Elettaria cardamomum, commonly known as green cardamom in traditional system of medicine has antibacterial, antioxidant, antiasthmatics and digestive properties. The present study was designed to assess the effect of hydroethanolic extract of Elettaria cardamomum fruit on learning and memory, brain cholinesterase levels and associated altered brain oxidative stress markers in scopolamine treated mice. The extract was administered orally in three doses (250, 500 and 1000 mg/kg p.o) for a period of 15 days. Piracetam, 500mg/kg p.o, was used as standard treatment. Scopolamine was administered in the dose of 1.0 mg/kg intraperitoneally. The Morris water maze and elevated plus maze were used to assess cognitive functions. At the end of the study, effect of extract was assessed on brain cholinesterase levels and oxidative stress markers like lipid peroxidation, reduced glutathione, catalase and superoxide dismutase in the brain tissue of mice. The Scopolamine-treated group (negative control) showed significantly impaired acquisition and retention of memory as compared to the saline treated group (vehicle control). Pre-treatment with Elettaria cardamomum extract (500 and 1000 mg/kg) for 15 days significantly reversed Scopolamine induced amnesia as evidenced by increased time spent in target quadrant in Morris water maze test and decreased transfer latency in elevated plus maze test compared to the negative control. Scopolamine administration caused significant increase in brain cholinesterase levels which were attenuated by Elettaria cardamomum treatment.

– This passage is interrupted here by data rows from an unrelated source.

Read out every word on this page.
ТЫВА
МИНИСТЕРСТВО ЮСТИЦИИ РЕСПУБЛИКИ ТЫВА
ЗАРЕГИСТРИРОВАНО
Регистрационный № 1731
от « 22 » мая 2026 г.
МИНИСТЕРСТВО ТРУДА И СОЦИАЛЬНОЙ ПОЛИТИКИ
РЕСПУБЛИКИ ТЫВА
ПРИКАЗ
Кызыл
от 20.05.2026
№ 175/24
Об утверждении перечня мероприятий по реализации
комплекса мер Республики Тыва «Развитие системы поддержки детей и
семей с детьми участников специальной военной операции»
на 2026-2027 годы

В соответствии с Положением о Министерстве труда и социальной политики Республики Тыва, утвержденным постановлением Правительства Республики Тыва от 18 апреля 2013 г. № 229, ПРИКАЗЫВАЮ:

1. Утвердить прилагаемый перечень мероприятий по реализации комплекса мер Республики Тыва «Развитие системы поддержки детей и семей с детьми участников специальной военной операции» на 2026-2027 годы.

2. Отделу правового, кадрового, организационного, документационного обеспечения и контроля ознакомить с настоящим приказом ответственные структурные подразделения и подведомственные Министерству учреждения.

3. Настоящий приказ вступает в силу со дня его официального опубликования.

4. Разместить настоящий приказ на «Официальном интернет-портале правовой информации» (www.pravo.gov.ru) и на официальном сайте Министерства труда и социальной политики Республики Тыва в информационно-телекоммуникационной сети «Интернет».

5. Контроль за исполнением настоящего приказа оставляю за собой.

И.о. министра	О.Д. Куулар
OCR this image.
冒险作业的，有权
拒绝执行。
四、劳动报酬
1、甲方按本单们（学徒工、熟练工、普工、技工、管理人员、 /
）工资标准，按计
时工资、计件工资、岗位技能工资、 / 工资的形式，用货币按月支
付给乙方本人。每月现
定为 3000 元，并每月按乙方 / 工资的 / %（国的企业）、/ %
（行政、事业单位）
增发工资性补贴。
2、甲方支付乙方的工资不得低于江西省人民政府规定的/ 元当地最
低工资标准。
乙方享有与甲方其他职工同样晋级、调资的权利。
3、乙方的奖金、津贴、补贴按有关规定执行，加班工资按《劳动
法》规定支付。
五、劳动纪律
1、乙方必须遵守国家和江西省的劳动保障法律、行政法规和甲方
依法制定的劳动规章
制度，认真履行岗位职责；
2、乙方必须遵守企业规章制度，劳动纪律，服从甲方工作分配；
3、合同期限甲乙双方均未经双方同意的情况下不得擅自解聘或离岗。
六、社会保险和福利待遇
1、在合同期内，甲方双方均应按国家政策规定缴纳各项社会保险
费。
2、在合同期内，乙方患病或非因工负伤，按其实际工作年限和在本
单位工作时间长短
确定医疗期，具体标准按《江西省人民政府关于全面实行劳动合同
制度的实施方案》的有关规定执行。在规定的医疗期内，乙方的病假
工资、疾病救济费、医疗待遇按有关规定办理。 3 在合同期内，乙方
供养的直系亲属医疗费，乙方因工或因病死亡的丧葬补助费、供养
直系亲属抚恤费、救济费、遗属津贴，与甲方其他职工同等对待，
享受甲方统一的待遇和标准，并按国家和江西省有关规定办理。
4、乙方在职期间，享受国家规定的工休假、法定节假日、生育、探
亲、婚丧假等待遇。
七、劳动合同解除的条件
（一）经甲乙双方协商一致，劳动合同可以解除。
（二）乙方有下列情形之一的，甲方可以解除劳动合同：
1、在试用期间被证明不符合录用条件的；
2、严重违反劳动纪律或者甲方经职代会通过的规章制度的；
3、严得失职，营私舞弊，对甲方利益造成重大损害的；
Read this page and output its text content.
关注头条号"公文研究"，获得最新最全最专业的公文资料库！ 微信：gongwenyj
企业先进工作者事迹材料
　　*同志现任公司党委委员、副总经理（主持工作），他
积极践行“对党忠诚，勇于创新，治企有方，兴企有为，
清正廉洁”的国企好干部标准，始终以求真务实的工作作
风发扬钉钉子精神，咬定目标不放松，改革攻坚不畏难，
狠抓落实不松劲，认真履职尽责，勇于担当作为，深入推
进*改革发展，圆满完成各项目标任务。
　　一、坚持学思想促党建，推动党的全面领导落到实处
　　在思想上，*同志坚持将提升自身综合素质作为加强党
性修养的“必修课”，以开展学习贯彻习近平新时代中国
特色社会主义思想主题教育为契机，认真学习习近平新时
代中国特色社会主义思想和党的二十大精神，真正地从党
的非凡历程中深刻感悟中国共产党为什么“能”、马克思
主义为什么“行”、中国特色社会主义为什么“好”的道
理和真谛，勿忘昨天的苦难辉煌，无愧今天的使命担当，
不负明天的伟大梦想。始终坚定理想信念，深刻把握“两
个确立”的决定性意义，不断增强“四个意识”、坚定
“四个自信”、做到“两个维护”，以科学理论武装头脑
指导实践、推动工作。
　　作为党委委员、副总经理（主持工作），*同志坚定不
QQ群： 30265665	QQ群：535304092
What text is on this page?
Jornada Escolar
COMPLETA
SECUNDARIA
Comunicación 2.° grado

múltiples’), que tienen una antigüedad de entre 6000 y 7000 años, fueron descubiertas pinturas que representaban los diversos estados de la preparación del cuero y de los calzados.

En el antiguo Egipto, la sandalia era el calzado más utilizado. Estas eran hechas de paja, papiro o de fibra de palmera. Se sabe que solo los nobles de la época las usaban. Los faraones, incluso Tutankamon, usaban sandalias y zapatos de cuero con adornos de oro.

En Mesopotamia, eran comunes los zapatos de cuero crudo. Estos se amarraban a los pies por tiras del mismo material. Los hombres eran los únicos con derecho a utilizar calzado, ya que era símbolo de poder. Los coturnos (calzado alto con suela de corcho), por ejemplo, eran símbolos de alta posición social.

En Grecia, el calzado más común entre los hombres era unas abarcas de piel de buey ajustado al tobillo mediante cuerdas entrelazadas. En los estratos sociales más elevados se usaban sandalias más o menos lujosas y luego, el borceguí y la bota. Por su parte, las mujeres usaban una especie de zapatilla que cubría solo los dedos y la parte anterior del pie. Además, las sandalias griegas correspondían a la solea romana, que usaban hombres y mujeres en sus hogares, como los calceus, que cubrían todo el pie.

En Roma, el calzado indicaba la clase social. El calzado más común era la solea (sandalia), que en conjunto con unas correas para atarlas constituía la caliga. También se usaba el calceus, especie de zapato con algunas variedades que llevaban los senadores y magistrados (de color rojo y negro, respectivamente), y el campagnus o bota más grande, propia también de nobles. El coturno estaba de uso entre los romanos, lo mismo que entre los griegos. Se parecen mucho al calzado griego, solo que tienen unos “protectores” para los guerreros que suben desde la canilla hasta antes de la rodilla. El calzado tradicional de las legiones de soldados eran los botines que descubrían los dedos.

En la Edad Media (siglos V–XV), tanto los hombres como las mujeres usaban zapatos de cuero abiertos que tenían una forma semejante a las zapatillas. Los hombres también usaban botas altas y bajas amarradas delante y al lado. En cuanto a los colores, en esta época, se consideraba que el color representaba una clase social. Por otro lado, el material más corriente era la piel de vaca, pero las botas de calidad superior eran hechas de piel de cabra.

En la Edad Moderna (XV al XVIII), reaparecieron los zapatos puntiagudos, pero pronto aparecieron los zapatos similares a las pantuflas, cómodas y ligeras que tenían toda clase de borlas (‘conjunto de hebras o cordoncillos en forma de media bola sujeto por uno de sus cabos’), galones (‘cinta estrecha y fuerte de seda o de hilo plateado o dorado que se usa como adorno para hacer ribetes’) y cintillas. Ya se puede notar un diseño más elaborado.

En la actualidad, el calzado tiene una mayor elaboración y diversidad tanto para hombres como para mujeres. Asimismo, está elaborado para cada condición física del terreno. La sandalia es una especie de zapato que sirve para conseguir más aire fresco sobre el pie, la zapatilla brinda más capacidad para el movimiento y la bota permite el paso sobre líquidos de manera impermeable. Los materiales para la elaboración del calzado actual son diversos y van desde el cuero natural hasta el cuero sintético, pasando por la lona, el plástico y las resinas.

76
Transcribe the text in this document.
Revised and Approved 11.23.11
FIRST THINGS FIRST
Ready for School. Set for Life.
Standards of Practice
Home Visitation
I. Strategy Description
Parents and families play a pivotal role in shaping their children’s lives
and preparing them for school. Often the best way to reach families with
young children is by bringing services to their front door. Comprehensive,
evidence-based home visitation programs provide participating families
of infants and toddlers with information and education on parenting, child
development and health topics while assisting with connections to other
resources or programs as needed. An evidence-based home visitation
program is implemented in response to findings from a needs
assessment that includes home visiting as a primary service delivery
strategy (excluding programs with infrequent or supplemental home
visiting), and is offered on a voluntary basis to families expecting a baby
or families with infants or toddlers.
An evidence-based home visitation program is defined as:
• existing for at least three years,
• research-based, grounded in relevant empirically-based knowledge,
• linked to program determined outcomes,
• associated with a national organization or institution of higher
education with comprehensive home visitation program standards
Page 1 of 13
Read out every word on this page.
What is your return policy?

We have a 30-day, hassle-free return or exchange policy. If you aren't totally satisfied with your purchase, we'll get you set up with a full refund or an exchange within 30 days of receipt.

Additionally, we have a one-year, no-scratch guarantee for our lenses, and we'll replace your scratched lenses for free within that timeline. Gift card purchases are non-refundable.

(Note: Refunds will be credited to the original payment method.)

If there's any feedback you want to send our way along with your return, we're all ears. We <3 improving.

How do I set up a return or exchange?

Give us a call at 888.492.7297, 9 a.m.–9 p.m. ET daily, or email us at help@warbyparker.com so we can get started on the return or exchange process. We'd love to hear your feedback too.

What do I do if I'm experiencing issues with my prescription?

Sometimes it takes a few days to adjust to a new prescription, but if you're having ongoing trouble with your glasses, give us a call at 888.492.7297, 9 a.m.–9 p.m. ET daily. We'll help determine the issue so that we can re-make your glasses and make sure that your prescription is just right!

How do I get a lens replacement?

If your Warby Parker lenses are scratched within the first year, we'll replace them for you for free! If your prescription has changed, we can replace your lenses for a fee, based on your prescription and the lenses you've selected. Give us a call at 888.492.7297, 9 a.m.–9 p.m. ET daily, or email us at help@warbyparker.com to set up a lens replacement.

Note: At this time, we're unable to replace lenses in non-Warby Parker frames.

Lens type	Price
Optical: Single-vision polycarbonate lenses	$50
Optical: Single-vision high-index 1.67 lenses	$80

Pre-treatment with Elettaria cardamomum extract (500 and 1000 mg/kg p.o.) resulted in a significant decrease in lipid peroxidation and increase in reduced glutathione, catalase and superoxide dismutase levels as compared to the negative control. These results suggest that Elettaria cardamomum may improve learning and memory of amnesic mice and this effect can be attributed to decreased oxidative stress and reduction in brain cholinesterase levels.